Because Roth IRAs have you pay taxes upfront, they could be a good option for investors who expect to have a higher tax rate in the future than they do now.

Who can contribute to a Roth IRA?

Although anyone can contribute to a traditional IRA, Roth IRAs have eligibility requirements.

You’re not allowed to contribute to a Roth IRA if:

  • You’re married filing jointly and have a modified adjusted gross income of $214,000 or more

  • You’re single and have an MAGI of $144,000 or more

  • You’re married filing separately, lived with your spouse during the year, and have am MAGI of $10,000 or more

If you exceed these income limits and still want to access the benefits of a Roth IRA, you might be able to do a Roth IRA conversion, also known as a backdoor Roth IRA. A Roth IRA conversion allows you to contribute money to a traditional IRA and then convert it into a Roth.

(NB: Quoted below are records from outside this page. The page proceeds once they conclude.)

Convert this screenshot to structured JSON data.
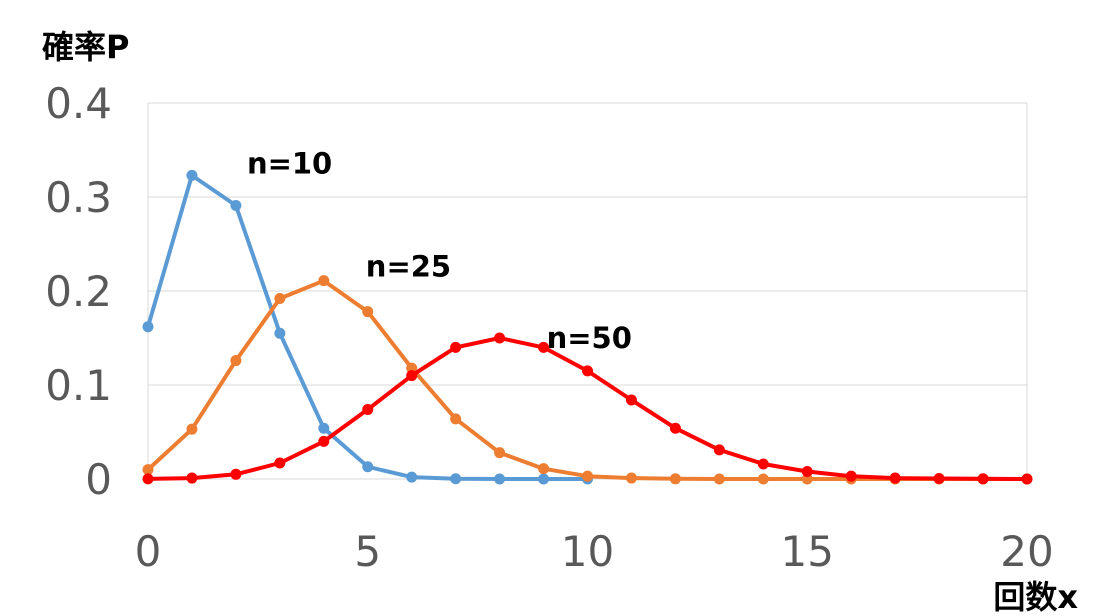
{
  "chart_data": {
    "type": "line",
    "title": "",
    "ylabel": "確率P",
    "xlabel": "回数x",
    "xlim": [
      0,
      20
    ],
    "ylim": [
      0,
      0.4
    ],
    "x_ticks": [
      0,
      5,
      10,
      15,
      20
    ],
    "x_tick_labels": [
      "0",
      "5",
      "10",
      "15",
      "20"
    ],
    "y_ticks": [
      0,
      0.1,
      0.2,
      0.3,
      0.4
    ],
    "y_tick_labels": [
      "0",
      "0.1",
      "0.2",
      "0.3",
      "0.4"
    ],
    "grid": true,
    "legend": "inline labels",
    "series": [
      {
        "name": "n=10",
        "color": "#5b9bd5",
        "x": [
          0,
          1,
          2,
          3,
          4,
          5,
          6,
          7,
          8,
          9,
          10
        ],
        "y": [
          0.162,
          0.323,
          0.291,
          0.155,
          0.054,
          0.013,
          0.002,
          0.0003,
          3e-05,
          2e-06,
          1e-07
        ]
      },
      {
        "name": "n=25",
        "color": "#ed7d31",
        "x": [
          0,
          1,
          2,
          3,
          4,
          5,
          6,
          7,
          8,
          9,
          10,
          11,
          12,
          13,
          14,
          15,
          16,
          17,
          18,
          19,
          20
        ],
        "y": [
          0.01,
          0.053,
          0.126,
          0.192,
          0.211,
          0.178,
          0.118,
          0.064,
          0.028,
          0.011,
          0.003,
          0.001,
          0.0002,
          4e-05,
          6e-06,
          0,
          0,
          0,
          0,
          0,
          0
        ]
      },
      {
        "name": "n=50",
        "color": "#ff0000",
        "x": [
          0,
          1,
          2,
          3,
          4,
          5,
          6,
          7,
          8,
          9,
          10,
          11,
          12,
          13,
          14,
          15,
          16,
          17,
          18,
          19,
          20
        ],
        "y": [
          0.0001,
          0.001,
          0.005,
          0.017,
          0.04,
          0.074,
          0.11,
          0.14,
          0.15,
          0.14,
          0.115,
          0.084,
          0.054,
          0.031,
          0.016,
          0.008,
          0.003,
          0.001,
          0.0005,
          0.0002,
          5e-05
        ]
      }
    ],
    "colors": {
      "grid": "#d9d9d9",
      "tick_text": "#595959",
      "label_text": "#000000"
    }
  }
}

These conversions do have tax consequences, however.

What are the Roth IRA contribution limits?

For the 2022 tax year, you can contribute up to $6,000 per year to a Roth IRA, plus an additional $1,000 if you’re age 50 or older.

How to choose a Roth IRA provider

There are quite a few options when it comes to choosing a Roth IRA provider, so you want to find the trading platform that best meets your needs. Here are a few factors to consider when choosing where to open your Roth IRA account.

  • Customer support and resources: The best Roth IRA providers offer helpful and accessible customer support, as well as a hub of educational resources you can use to educate yourself on retirement and investing money.

  • Account minimums: If you want to start small, look for a Roth IRA provider that doesn’t have a minimum deposit requirement.

  • Access to a financial advisor or robo-advisor: This may be helpful if you want some assistance managing your portfolio, though it’s worth noting that these services typically come with higher fees than self-directed accounts.

  • Investment options: Some providers offer a greater range of financial products than others, though most let you invest in ETFs, mutual funds, index funds, and stocks.

  • Fees/expense ratios: Keep an eye out for pricing. Trading fees, account fees, management fees, and other costs could cut into your earnings.

Why we chose these investment platforms

To select the best places to open a Roth IRA, we researched online brokers and considered factors such as the account management fees, account minimums, reputation, and available investments. We did not include all brokerage accounts available.

FAQs

What is the minimum age to open a Roth IRA?

You typically need to be 18 years or older to open a Roth IRA. However, a parent may be able to open a Roth IRA for their child if they serve as a custodian of the account.

How many Roth IRAs can you open?

You can open as many Roth IRAs as you like. However, your total contributions among all your accounts can’t exceed the annual limit of $6,000 (or $7,000 if you’re 50 or older).

Is it good to open a Roth IRA at a bank?

There may be both pros and cons to opening a Roth IRA at a bank. On one hand, it might be more convenient to open your Roth IRA account at an institution with which you already hold an account with. Plus, the Federal Deposit Insurance Corp. (FDIC) typically insures depository bank accounts (not investment accounts) for up to $250,000. However, some Roth IRA accounts at banks have limited investment options.

Bottom line

Saving for retirement takes time, so the earlier you start, the better off you’ll be. Although investing always involves some risk, starting early could help you weather ups and downs in the market. Plus, you’ll get to enjoy the power of compound interest over time.

If you’re new to investing, take some time to learn how to invest in stocks and consider your retirement goals. And if you’d prefer not to cherry-pick individual investments, consider investing in an index fund that tracks an established stock market index, such as the S&P 500 or the Dow Jones.